From 195a59fe238f7dd32d5af97d829fc327653b579d Mon Sep 17 00:00:00 2001
From: Sai Enduri <saimanas.enduri@amd.com>
Date: Wed, 1 Oct 2025 01:12:28 -0700
Subject: [PATCH] Refactor AMD CI. (#11128)

---
 .github/workflows/pr-test-amd.yml | 48 ++++++++-----------------------
 test/srt/run_suite.py             |  6 ++--
 2 files changed, 15 insertions(+), 39 deletions(-)
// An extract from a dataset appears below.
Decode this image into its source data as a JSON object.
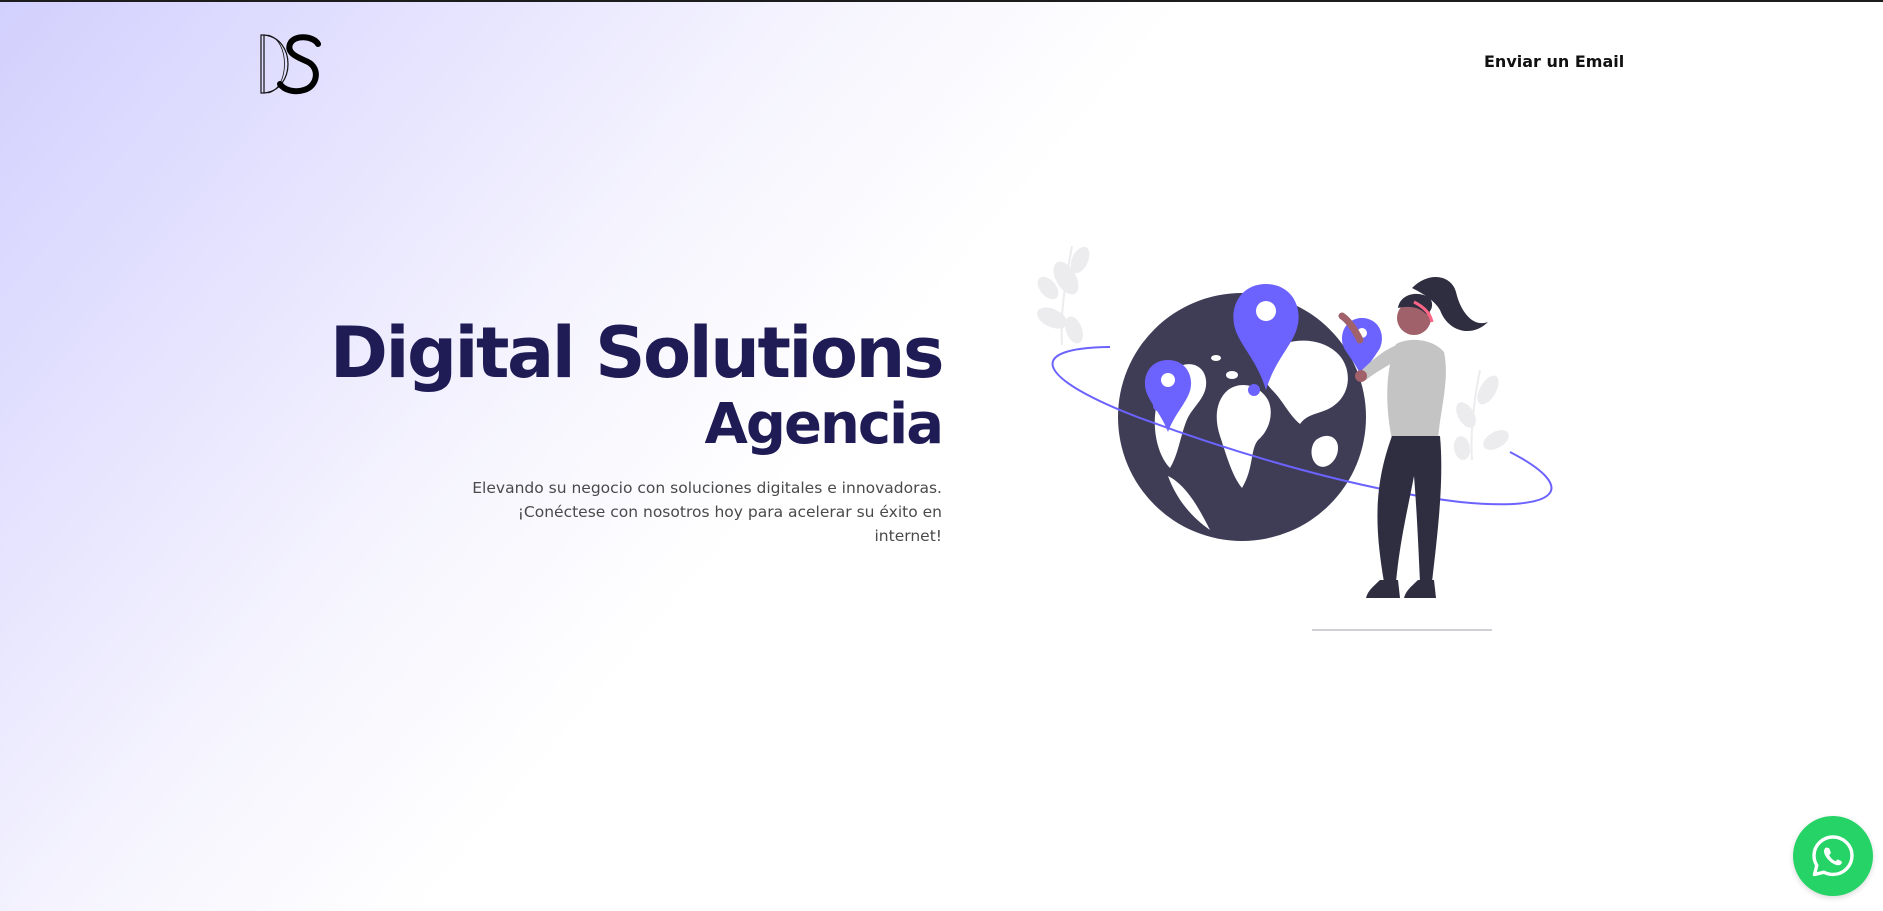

diff --git a/.github/workflows/pr-test-amd.yml b/.github/workflows/pr-test-amd.yml
index 0a2d01a21..3efa5c2f1 100644
--- a/.github/workflows/pr-test-amd.yml
+++ b/.github/workflows/pr-test-amd.yml
@@ -30,7 +30,7 @@ jobs:
     strategy:
       fail-fast: false
       matrix:
-        runner: [linux-mi300-gpu-1, linux-mi325-gpu-1]
+        runner: [linux-mi325-gpu-1]
     runs-on: ${{matrix.runner}}
     steps:
       - name: Checkout code
@@ -56,7 +56,7 @@ jobs:
     strategy:
       fail-fast: false
       matrix:
-        runner: [linux-mi300-gpu-2, linux-mi325-gpu-2, linux-mi35x-gpu-2]
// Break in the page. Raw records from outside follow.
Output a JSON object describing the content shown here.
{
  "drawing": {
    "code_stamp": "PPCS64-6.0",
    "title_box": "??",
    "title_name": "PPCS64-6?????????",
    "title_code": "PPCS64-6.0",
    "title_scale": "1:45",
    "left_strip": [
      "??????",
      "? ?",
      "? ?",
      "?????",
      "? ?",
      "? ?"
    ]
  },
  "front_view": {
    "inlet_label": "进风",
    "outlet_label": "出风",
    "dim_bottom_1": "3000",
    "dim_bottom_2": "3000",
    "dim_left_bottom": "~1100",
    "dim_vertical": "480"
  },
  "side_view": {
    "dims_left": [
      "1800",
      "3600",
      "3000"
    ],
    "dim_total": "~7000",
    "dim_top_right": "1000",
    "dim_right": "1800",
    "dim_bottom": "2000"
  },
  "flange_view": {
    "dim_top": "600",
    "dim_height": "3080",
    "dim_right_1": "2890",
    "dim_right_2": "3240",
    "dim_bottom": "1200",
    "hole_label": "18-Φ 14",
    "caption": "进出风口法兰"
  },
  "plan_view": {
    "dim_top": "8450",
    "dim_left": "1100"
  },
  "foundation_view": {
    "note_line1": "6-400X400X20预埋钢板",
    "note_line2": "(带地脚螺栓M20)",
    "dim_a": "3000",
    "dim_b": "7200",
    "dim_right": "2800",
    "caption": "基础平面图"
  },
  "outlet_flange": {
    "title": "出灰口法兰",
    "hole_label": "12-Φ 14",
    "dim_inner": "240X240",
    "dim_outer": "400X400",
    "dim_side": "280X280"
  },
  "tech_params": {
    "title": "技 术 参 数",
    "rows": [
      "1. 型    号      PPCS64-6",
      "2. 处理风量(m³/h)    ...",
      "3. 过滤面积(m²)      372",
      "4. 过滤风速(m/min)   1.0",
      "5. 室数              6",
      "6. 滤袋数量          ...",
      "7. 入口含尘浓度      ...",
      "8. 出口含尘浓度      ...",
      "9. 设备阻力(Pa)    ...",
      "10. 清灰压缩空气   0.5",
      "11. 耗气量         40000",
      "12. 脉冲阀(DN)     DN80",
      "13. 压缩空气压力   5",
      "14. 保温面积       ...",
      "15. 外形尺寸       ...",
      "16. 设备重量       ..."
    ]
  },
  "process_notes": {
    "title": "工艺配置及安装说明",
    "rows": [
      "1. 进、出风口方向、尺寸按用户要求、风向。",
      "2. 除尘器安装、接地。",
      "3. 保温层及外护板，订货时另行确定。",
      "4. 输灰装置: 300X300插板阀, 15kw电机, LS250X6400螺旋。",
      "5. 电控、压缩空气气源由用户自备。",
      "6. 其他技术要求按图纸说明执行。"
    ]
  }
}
+        runner: [linux-mi325-gpu-2]
     runs-on: ${{matrix.runner}}
     steps:
       - name: Checkout code
@@ -80,7 +80,7 @@ jobs:
     strategy:
       fail-fast: false
       matrix:
-        runner: [linux-mi300-gpu-1, linux-mi325-gpu-1]
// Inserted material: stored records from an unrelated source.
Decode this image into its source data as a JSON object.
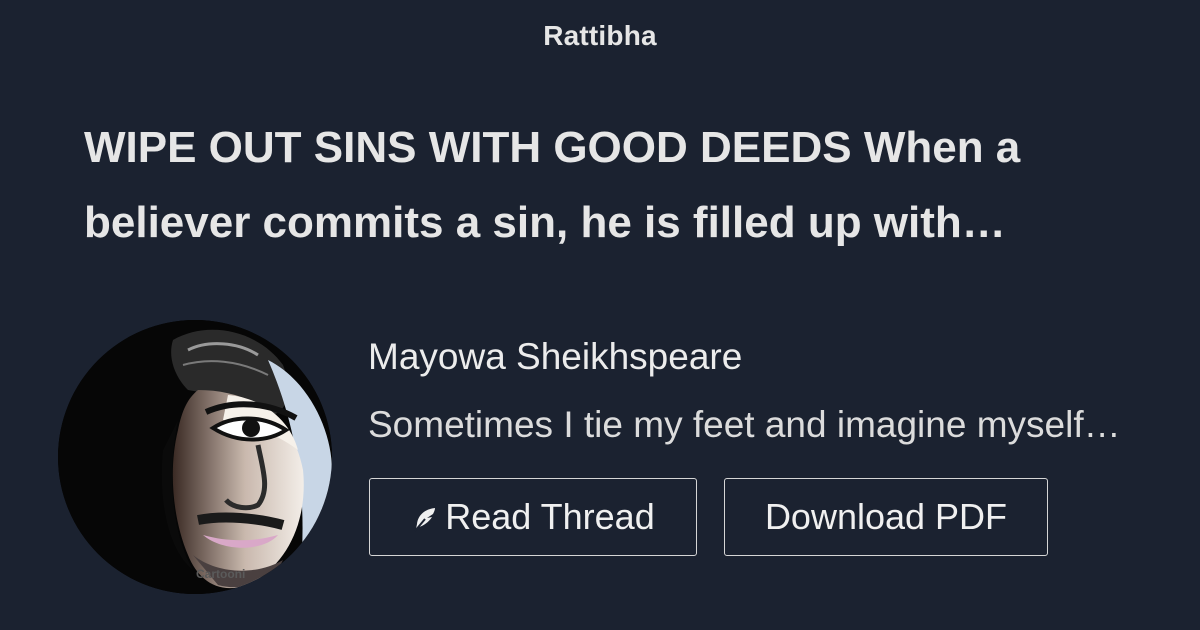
{
  "header": {
    "brand": "Rattibha"
  },
  "thread": {
    "title": "WIPE OUT SINS WITH GOOD DEEDS When a\nbeliever commits a sin, he is filled up with…"
  },
  "author": {
    "name": "Mayowa Sheikhspeare",
    "bio": "Sometimes I tie my feet and imagine myself…",
    "avatar_watermark": "Cartooni"
  },
  "actions": {
    "read_label": "Read Thread",
    "read_icon": "feather-icon",
    "pdf_label": "Download PDF"
  },
  "colors": {
    "background": "#1b2230",
    "text": "#e6e6e6",
    "button_border": "#d6d6d6"
  }
}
+        runner: [linux-mi325-gpu-1]
     runs-on: ${{matrix.runner}}
     steps:
       - name: Checkout code
@@ -104,7 +104,7 @@ jobs:
     strategy:
       fail-fast: false
       matrix:
-        runner: [linux-mi300-gpu-1, linux-mi325-gpu-1]
+        runner: [linux-mi325-gpu-1]
     runs-on: ${{matrix.runner}}
     steps:
       - name: Checkout code
@@ -144,7 +144,7 @@ jobs:
     strategy:
       fail-fast: false
       matrix:
-        runner: [linux-mi300-gpu-1, linux-mi325-gpu-1]
+        runner: [linux-mi325-gpu-1]
     runs-on: ${{matrix.runner}}
     steps:
       - name: Checkout code
@@ -178,7 +178,7 @@ jobs:
     strategy:
       fail-fast: false
       matrix:
-        runner: [linux-mi300-gpu-2, linux-mi325-gpu-2]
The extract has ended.